Dez anos depois, quando moramos lá de novo, eu poderia encontrar o meu amigo Joshua a distância pelo brilho de sua camisa azul, aquele que ele usava toda a semana. Os invólucros e latas vazias que jogamos em um poço ao lado de nossa casa foram colhidos e levados pelas crianças locais para serem remodelados em decorações de parede ou lâmpadas. Tivemos um tanque ao lado da casa para coletar água. Outros caminharam até o rio para pegar os deles.

Até hoje, muitos em Kisii pegam água em jarros e encontram seu caminho à noite ao luar. Eles vivem em casas pequenas, algumas ainda feitas de lama e esterco, casas com persianas, mas sem vidro ou calor. Não há telefone, TV, videocassete ou computador. Eles escolhem entre educar seus filhos ou se manterem saudáveis. Eu me livrar de mais roupas a cada ano do que eles podem possuir durante toda a vida.

Em agosto de 2000, Lyn e eu voltamos para o Quênia. As terras altas de Kisii são tão verdes quanto sempre, as chuvas aqui não cessaram completamente. Há milho nos campos, bananas nos shambas, chá nas encostas. Mas agora as parcelas não são maiores que a terra em que se encontra minha casa suburbana. Não é um acre intocado. As aldeias da estrada, que já eram algumas lojas, agora estão atrapalhando as cidades que estão cheias de barracas e transmitem pessoas, pessoas e pessoas. Há um fluxo de carros, caminhões, ônibus, vans, pick-ups retardados por choques de velocidade e cheques policiais. Há pessoas caminhando, segurando cestas em suas mãos, equilibrando cestas na cabeça, crianças em uniformes escolares, crianças empurrando aros de ferro, chutando pedras, rindo. Existem comerciantes, compradores, observadores, conversadores. Existem barracas e lojas e produtos colocados em tapetes. Ferro, madeira, corda, borracha, lata. Sapatos usados, camisas. Este é Kisii – mais pessoas por quilômetro quadrado do que qualquer outra área rural do mundo.
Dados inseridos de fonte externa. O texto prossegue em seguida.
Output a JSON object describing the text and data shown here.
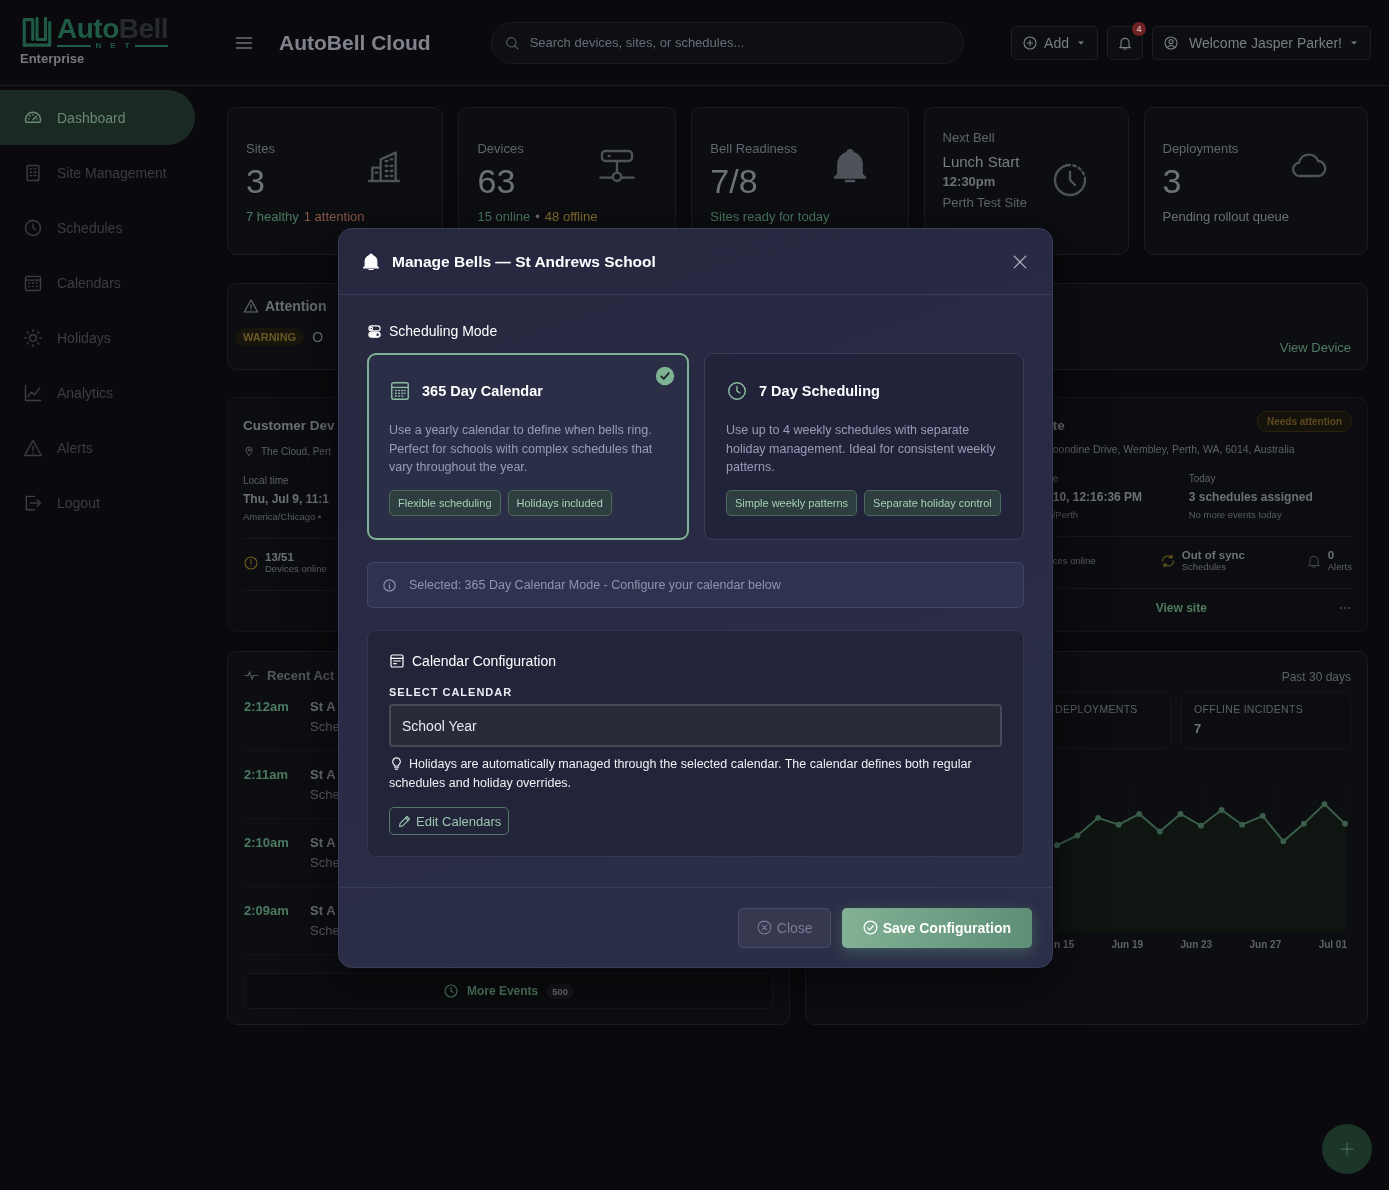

Conheço Zachary no segundo andar do novo prédio de correios. As pessoas estão em filas, um novo costume, melhor do que os velhos tempos, quando todos empurraram e gritaram para chamar a atenção do funcionário. Zachary usa um suéter branco cintilante, calças cinza e sapatos polidos. Ele usa óculos.
"Dobrin", ele diz, enquanto ele pega minha mão ", depois de todos esses anos. Agora podemos cheirar um ao outro novamente. "

Conheço sua filha Rose pela primeira vez. Ela é linda com um sorriso largo mas tímido. Ela usa um vestido de estilo africano, com o estilo amarelo e branco, radiante contra a pele escura. Ela trabalha em uma loja de bordados, mas é paga muito pouco. Ela gostaria de comprar uma máquina própria, cerca de US $ 250, o equivalente ao salário anual médio do Quênia. Rose não pergunta, mas sei que ela quer que eu lhe dê o dinheiro.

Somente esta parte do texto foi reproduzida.